In October 2011, an index of his stories and novels titled "Where's the One About the Bobcat?" was compiled and published by Lauren Ball, making it easy for readers to find their favorite stories.

==Bibliography==
Magazine Columns Collections
- A Fine and Pleasant Misery (1978)
- They Shoot Canoes, Don't They? (1981)
- Never Sniff a Gift Fish (1983)
- The Grasshopper Trap (1985)
- Rubber Legs and White Tail-Hairs (1987)
- The Night the Bear Ate Goombaw (1989)
- Real Ponies Don't Go Oink! (1991)
- The Good Samaritan Strikes Again (1992)
- How I Got This Way (1994)
- Never Cry "Arp!" and Other Great Adventures (1996)
- Into the Twilight, Endlessly Grousing (1997)
- I Fish; Therefore, I Am (2001) (anthology of 1st three books)
- The Bear in the Attic (2002)
- Kerplunk!: Stories (2007)
- The Horse in My Garage and Other Stories (2012)

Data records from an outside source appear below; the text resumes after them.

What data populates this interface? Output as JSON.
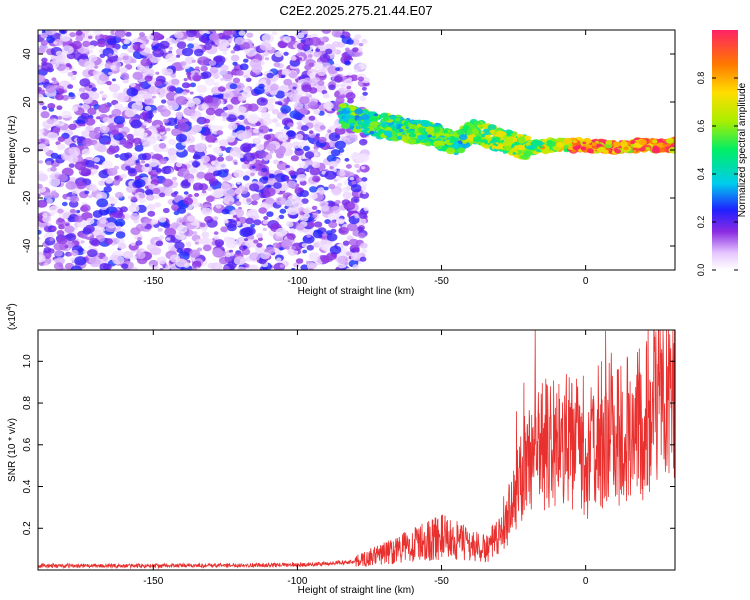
{
  "title": "C2E2.2025.275.21.44.E07",
  "chart_data": [
    {
      "type": "heatmap",
      "title": "C2E2.2025.275.21.44.E07",
      "xlabel": "Height of straight line (km)",
      "ylabel": "Frequency (Hz)",
      "xlim": [
        -190,
        31
      ],
      "ylim": [
        -50,
        50
      ],
      "xticks": [
        -150,
        -100,
        -50,
        0
      ],
      "xtick_labels": [
        "-150",
        "-100",
        "-50",
        "0"
      ],
      "yticks": [
        -40,
        -20,
        0,
        20,
        40
      ],
      "ytick_labels": [
        "-40",
        "-20",
        "0",
        "20",
        "40"
      ],
      "noise_region_x": [
        -190,
        -76
      ],
      "ridge": {
        "x": [
          -85,
          -75,
          -65,
          -55,
          -45,
          -38,
          -30,
          -20,
          -10,
          0,
          10,
          20,
          31
        ],
        "y": [
          15,
          11,
          9,
          7,
          3,
          8,
          4,
          1,
          2,
          2,
          1,
          2,
          2
        ]
      },
      "colorbar": {
        "label": "Normalized spectral amplitude",
        "range": [
          0,
          1
        ],
        "ticks": [
          0.0,
          0.2,
          0.4,
          0.6,
          0.8
        ],
        "tick_labels": [
          "0.0",
          "0.2",
          "0.4",
          "0.6",
          "0.8"
        ]
      }
    },
    {
      "type": "line",
      "xlabel": "Height of straight line (km)",
      "ylabel": "SNR (10 * v/v)",
      "yscale_label": "(x10",
      "yscale_exp": "4",
      "yscale_close": ")",
      "xlim": [
        -190,
        31
      ],
      "ylim": [
        0,
        1.15
      ],
      "xticks": [
        -150,
        -100,
        -50,
        0
      ],
      "xtick_labels": [
        "-150",
        "-100",
        "-50",
        "0"
      ],
      "yticks": [
        0.2,
        0.4,
        0.6,
        0.8,
        1.0
      ],
      "ytick_labels": [
        "0.2",
        "0.4",
        "0.6",
        "0.8",
        "1.0"
      ],
      "series": [
        {
          "color": "#e8302e",
          "x": [
            -190,
            -150,
            -100,
            -90,
            -80,
            -75,
            -70,
            -65,
            -60,
            -55,
            -50,
            -45,
            -40,
            -35,
            -30,
            -27,
            -24,
            -21,
            -18,
            -16,
            -14,
            -12,
            -10,
            -8,
            -5,
            -2,
            0,
            3,
            6,
            9,
            12,
            15,
            18,
            21,
            24,
            27,
            31
          ],
          "y": [
            0.02,
            0.02,
            0.025,
            0.03,
            0.04,
            0.06,
            0.08,
            0.1,
            0.12,
            0.14,
            0.16,
            0.14,
            0.12,
            0.1,
            0.15,
            0.25,
            0.4,
            0.5,
            0.55,
            0.6,
            0.6,
            0.58,
            0.6,
            0.62,
            0.6,
            0.55,
            0.5,
            0.58,
            0.62,
            0.65,
            0.65,
            0.67,
            0.7,
            0.72,
            0.75,
            0.82,
            0.88
          ]
        }
      ]
    }
  ]
}
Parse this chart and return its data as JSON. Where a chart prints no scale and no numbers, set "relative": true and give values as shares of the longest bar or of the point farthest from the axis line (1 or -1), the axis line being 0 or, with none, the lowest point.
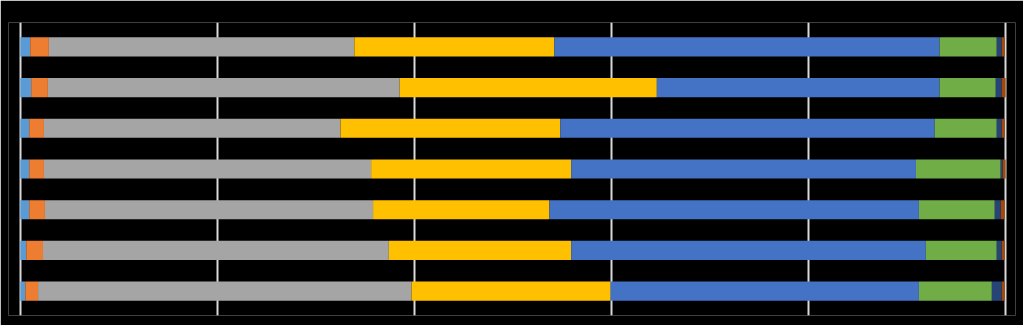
{
  "chart_data": {
    "type": "bar",
    "orientation": "horizontal",
    "stacked": true,
    "relative": true,
    "grid": "x",
    "categories": [
      null,
      null,
      null,
      null,
      null,
      null,
      null
    ],
    "series": [
      {
        "color": "#5b9bd5",
        "values": [
          0.01,
          0.011,
          0.009,
          0.009,
          0.009,
          0.006,
          0.005
        ]
      },
      {
        "color": "#ed7d31",
        "values": [
          0.019,
          0.017,
          0.015,
          0.015,
          0.016,
          0.017,
          0.013
        ]
      },
      {
        "color": "#a5a5a5",
        "values": [
          0.31,
          0.357,
          0.301,
          0.332,
          0.333,
          0.351,
          0.379
        ]
      },
      {
        "color": "#ffc000",
        "values": [
          0.203,
          0.261,
          0.223,
          0.203,
          0.179,
          0.185,
          0.202
        ]
      },
      {
        "color": "#4472c4",
        "values": [
          0.391,
          0.287,
          0.38,
          0.35,
          0.375,
          0.36,
          0.313
        ]
      },
      {
        "color": "#70ad47",
        "values": [
          0.058,
          0.057,
          0.063,
          0.086,
          0.077,
          0.072,
          0.074
        ]
      },
      {
        "color": "#264478",
        "values": [
          0.005,
          0.006,
          0.005,
          0.002,
          0.006,
          0.005,
          0.01
        ]
      },
      {
        "color": "#9e480e",
        "values": [
          0.003,
          0.004,
          0.003,
          0.003,
          0.004,
          0.003,
          0.003
        ]
      }
    ]
  }
}
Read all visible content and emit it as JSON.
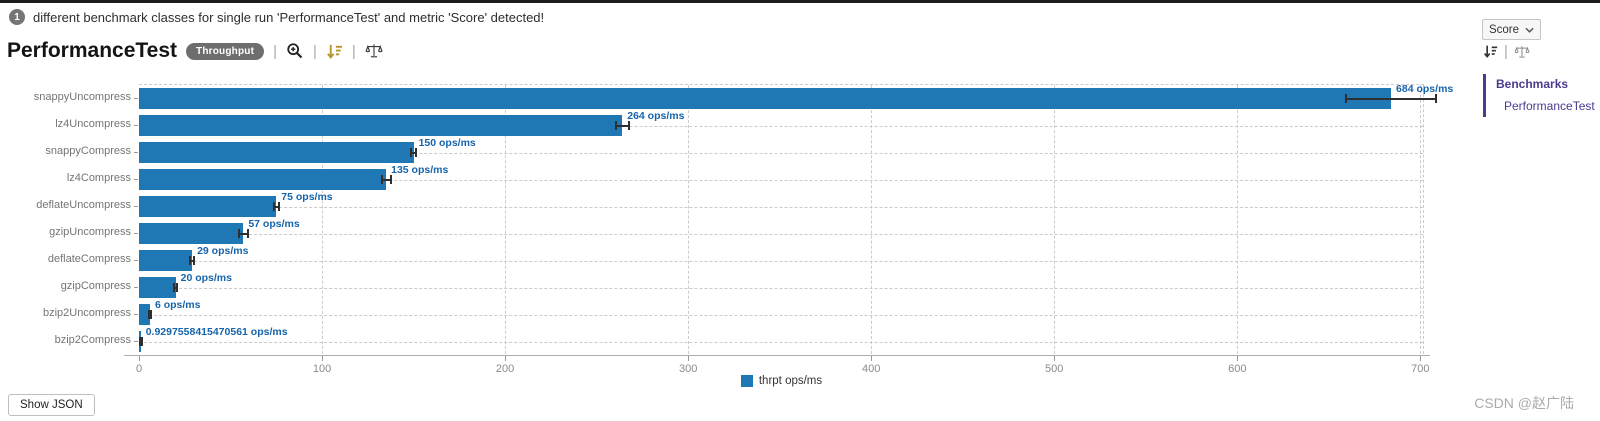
{
  "notification": {
    "count": "1",
    "text": "different benchmark classes for single run 'PerformanceTest' and metric 'Score' detected!"
  },
  "header": {
    "title": "PerformanceTest",
    "mode_badge": "Throughput"
  },
  "controls": {
    "metric_select_value": "Score"
  },
  "sidebar": {
    "heading": "Benchmarks",
    "items": [
      {
        "label": "PerformanceTest"
      }
    ]
  },
  "chart_data": {
    "type": "bar",
    "orientation": "horizontal",
    "categories": [
      "snappyUncompress",
      "lz4Uncompress",
      "snappyCompress",
      "lz4Compress",
      "deflateUncompress",
      "gzipUncompress",
      "deflateCompress",
      "gzipCompress",
      "bzip2Uncompress",
      "bzip2Compress"
    ],
    "values": [
      684,
      264,
      150,
      135,
      75,
      57,
      29,
      20,
      6,
      0.9297558415470561
    ],
    "value_labels": [
      "684 ops/ms",
      "264 ops/ms",
      "150 ops/ms",
      "135 ops/ms",
      "75 ops/ms",
      "57 ops/ms",
      "29 ops/ms",
      "20 ops/ms",
      "6 ops/ms",
      "0.9297558415470561 ops/ms"
    ],
    "errors": [
      25,
      4,
      2,
      3,
      2,
      3,
      1.5,
      1.2,
      0.8,
      0.08
    ],
    "xticks": [
      0,
      100,
      200,
      300,
      400,
      500,
      600,
      700
    ],
    "xmax": 702,
    "xlabel": "",
    "ylabel": "",
    "grid": true,
    "legend_label": "thrpt ops/ms",
    "legend_position": "bottom-center",
    "units": "ops/ms"
  },
  "footer": {
    "show_json_label": "Show JSON",
    "watermark": "CSDN @赵广陆"
  },
  "colors": {
    "bar_blue": "#1f77b4",
    "value_label_blue": "#1764ab",
    "accent_purple": "#4c3a8e",
    "icon_gold": "#b5952f",
    "badge_gray": "#6e6e6e"
  }
}
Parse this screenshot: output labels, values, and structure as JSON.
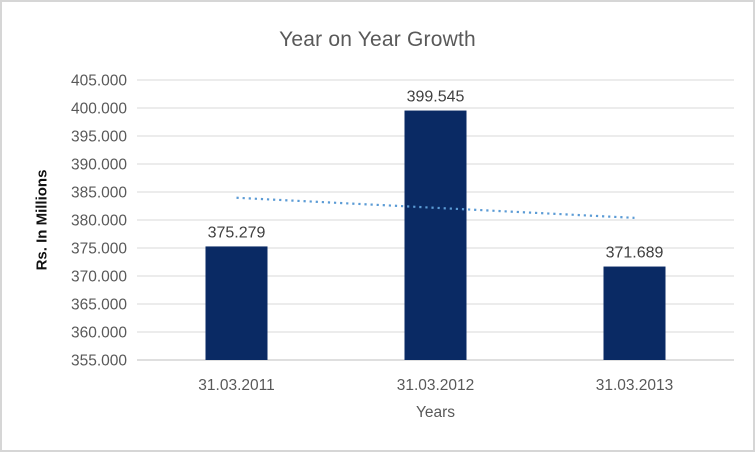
{
  "chart_data": {
    "type": "bar",
    "title": "Year on Year Growth",
    "xlabel": "Years",
    "ylabel": "Rs. In Millions",
    "categories": [
      "31.03.2011",
      "31.03.2012",
      "31.03.2013"
    ],
    "values": [
      375.279,
      399.545,
      371.689
    ],
    "data_labels": [
      "375.279",
      "399.545",
      "371.689"
    ],
    "ylim": [
      355,
      405
    ],
    "y_tick_step": 5,
    "y_tick_labels": [
      "355.000",
      "360.000",
      "365.000",
      "370.000",
      "375.000",
      "380.000",
      "385.000",
      "390.000",
      "395.000",
      "400.000",
      "405.000"
    ],
    "grid": true,
    "legend": false,
    "trendline": {
      "type": "linear",
      "style": "dotted",
      "start_value": 383.97,
      "end_value": 380.38
    },
    "colors": {
      "bar": "#0a2a64",
      "trendline": "#5b9bd5",
      "gridline": "#d9d9d9",
      "axis_line": "#bfbfbf",
      "title_text": "#595959",
      "tick_text": "#595959",
      "category_text": "#595959",
      "data_label_text": "#404040",
      "axis_title_text": "#111111",
      "background": "#ffffff",
      "border": "#d6d6d6"
    }
  }
}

Sheriff Bo Tully Mysteries
- The Blight Way: A Sheriff Bo Tully Mystery (2006)
- Avalanche: A Sheriff Bo Tully Mystery (2007)
- The Double-Jack Murders: A Sheriff Bo Tully Mystery (2009)
- The Huckleberry Murders: A Sheriff Bo Tully Mystery (2010)
- The Tamarack Murders: A Sheriff Bo Tully Mystery (2013)
- Circles in the Snow: A Sheriff Bo Tully Mystery (2014)

Other
- Kid Camping from Aaaaiii! to Zip (1979)
- Whatchagot Stew (1989), co-written with Patricia McManus Gass
- The Deer on a Bicycle: Excursions into the Writing of Humor (2000)

==Recurring elements==
McManus' shorter works include a recurring cast of fictitious characters and running jokes, both from the stories set in his childhood and as an adult. The foremost among the childhood stories is his "mentor" Rancid Crabtree, a colorful woodsman who lives near Pat's childhood home, who doesn't bathe because he believes that soap and water would wash off his 'crust', which would let germs in. Other recurring characters are his childhood best friend, 'Crazy Eddie' Muldoon, his rough-and-tumble mutt appropriately named Strange, and his adulthood friends, the goofy and dim-witted Retch Sweeney, his straitlaced neighbor, Alphonse 'Al' Finley, and his rich friend Fenton Quagmire. Throughout the majority of the stories is a recurring theme of McManus's lifelong love of hunting and fishing—which is mostly an excuse to just enjoy the outdoors, often in good company. Most of his friends likewise enjoy hunting and fishing, even if they aren't particularly good at it. McManus, in his stories, has a certain amount of disgruntlement for people who take great pleasure in the minutiae of various sports (such as encyclopediac knowledge of firearms calibers and ballistics). He refers to firearms enthusiasts as 'gun nuts' and treats their excited sharing of the fine points of ballistic arcs and grain sizes as something to be endured to get on a good hunting trip.

Some of the elements show up in his longer works, and are even worked into the plots. Bo Tully, the protagonist of the Bo Tully Mysteries, shares McManus' views about firearms. In the course of his job as Sheriff and his hobbies, Tully uses guns, knows about guns, but isn't particularly excited by them or even sentimental towards them. He is, however, aware that many people are. This even serves as plot point in one of the Bo Tully mysteries.